Plaintiff's Contention

Plaintiff's principal contention upon judicial review is that the ALJ erred in discounting Dr. Shivakumar's disabling medical assessment and finding that she has a residual functional capacity (RFC) for a limited range of light work. The argument is unpersuasive.

On every page of Dr. Shivakumar's disabling assessment form, when asked to identify the "medical findings" supporting the limitations assessed, he simply referred to Plaintiff's alleged neck/cervical and lumbar/low back pain (AR, pp. 853-59). "Subjective claims of disabling pain must be supported by objective medical evidence in order to serve as the basis of a finding of disability." McCoy v.
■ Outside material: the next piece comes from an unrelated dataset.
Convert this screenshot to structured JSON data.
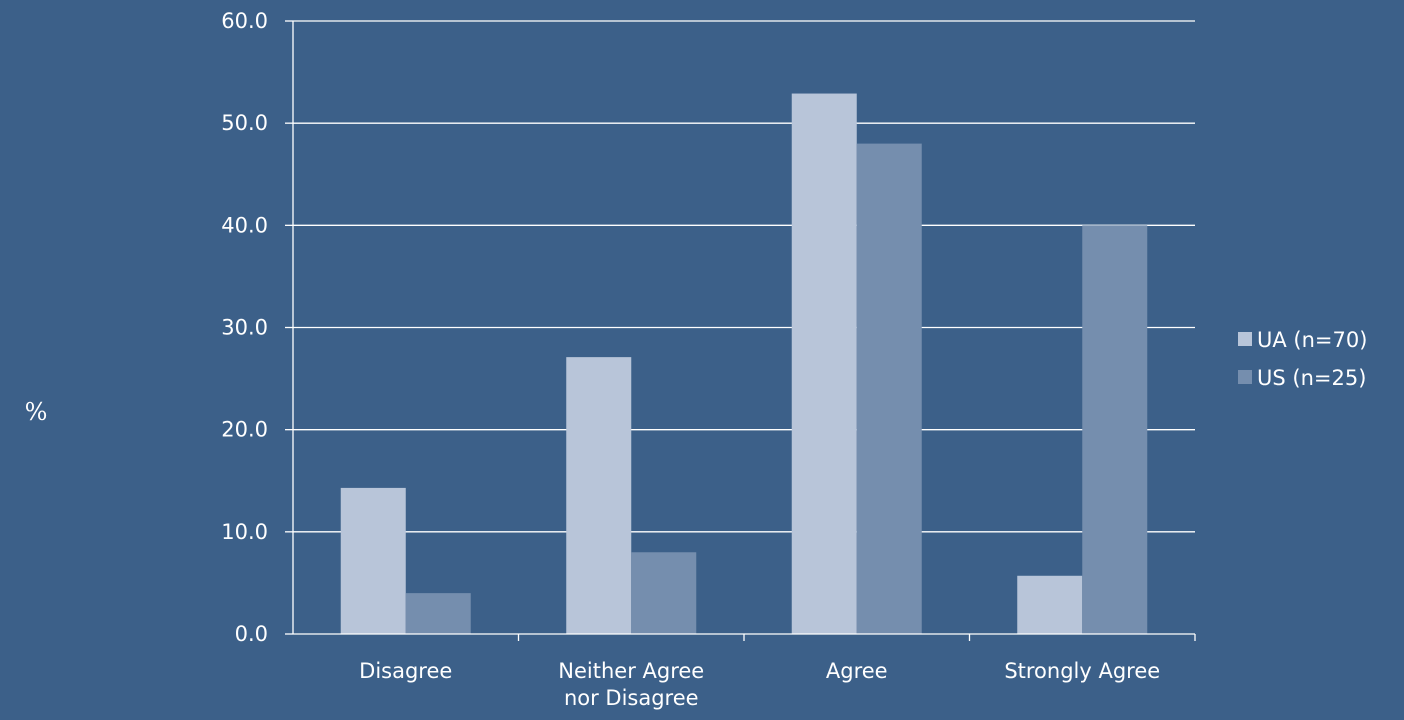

Chater, 81 F.3d 44, 47 (6th Cir.1995). The opinion of even a treating physician, which Dr. Shivakumar was not, is properly discounted if it "appears to be a characterization of the plaintiff's complaints, rather than the results of any independent medical evaluation." Durio v. Commissioner, 1996 WL 169362 at *2 (6th Cir.).
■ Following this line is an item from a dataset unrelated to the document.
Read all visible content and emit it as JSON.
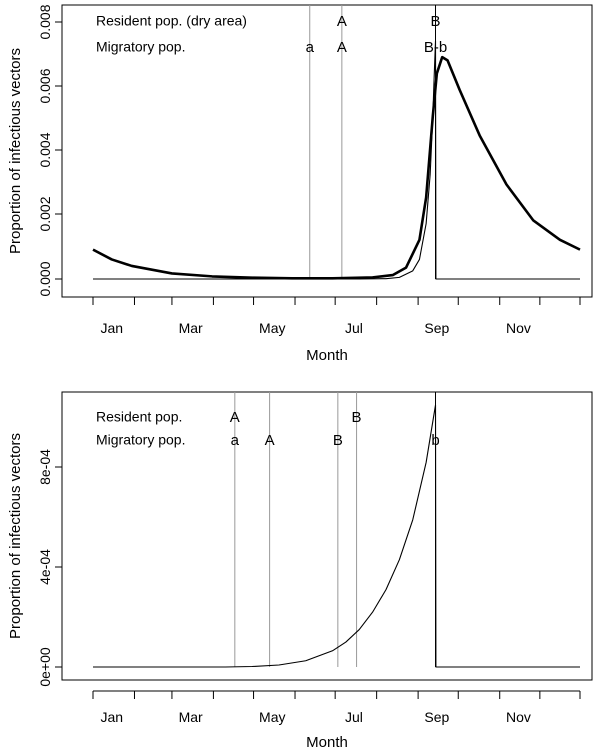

The ALJ gave "Dr. Shivakumar's opinion little weight, as it is inconsistent with [his] own reported findings, based on a single examination of the claimant and one undertaken for the express purpose of supporting the claimant's disability claim, and is inconsistent with treating source reports and findings and the record as a whole" (AR, p. 96). In addition, the ALJ noted that, in the months following the second surgery, the medical records indicate that Plaintiff was doing relatively well, with no major problem (AR, p. 94).

The ALJ identified a substantial basis for declining to defer to Dr. Shivakumar's disabling opinion. Otherwise, there is no medical evidence in the administrative record that contradicts the ALJ's finding that Plaintiff retains the ability to perform some light jobs. In so finding, the ALJ acted within his "zone of choice within which [he] can go either way, without interference by the courts." Blakley v. Commissioner, 581 F.3d 399, 406 (6th Cir.2009). The Plaintiff's disability claim failed due to lack of objective, medical proof and because the ALJ found her complaints of disabling pain and other subjective limitations to be incredible.
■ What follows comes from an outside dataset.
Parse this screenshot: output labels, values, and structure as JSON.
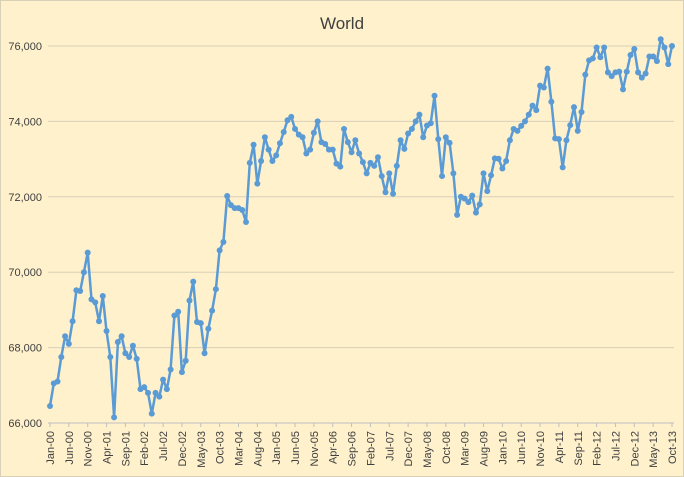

The regulations make clear that a claimant's RFC is an issue reserved to the Commissioner, and the ALJ assesses a claimant's RFC "based on all of the relevant evidence in your case record." 20 C.F.R. § 404.1545(a). "The Social Security Act instructs that the ALJ - not a physician - ultimately determines a Plaintiff's RFC." Coldiron v. Commissioner, 391 Fed.Appx. 435, 439 (6th Cir.2010). "[A]n ALJ does not improperly assume the role of a medical expert by assessing the medical and non-medical evidence before rendering a residual functional capacity finding." Poe v. Commissioner, 342 Fed.Appx. 149, 157 (6th Cir.2009).


For the foregoing reasons, the final decision of the Commissioner is AFFIRMED, and the Plaintiff's complaint is DISMISSED.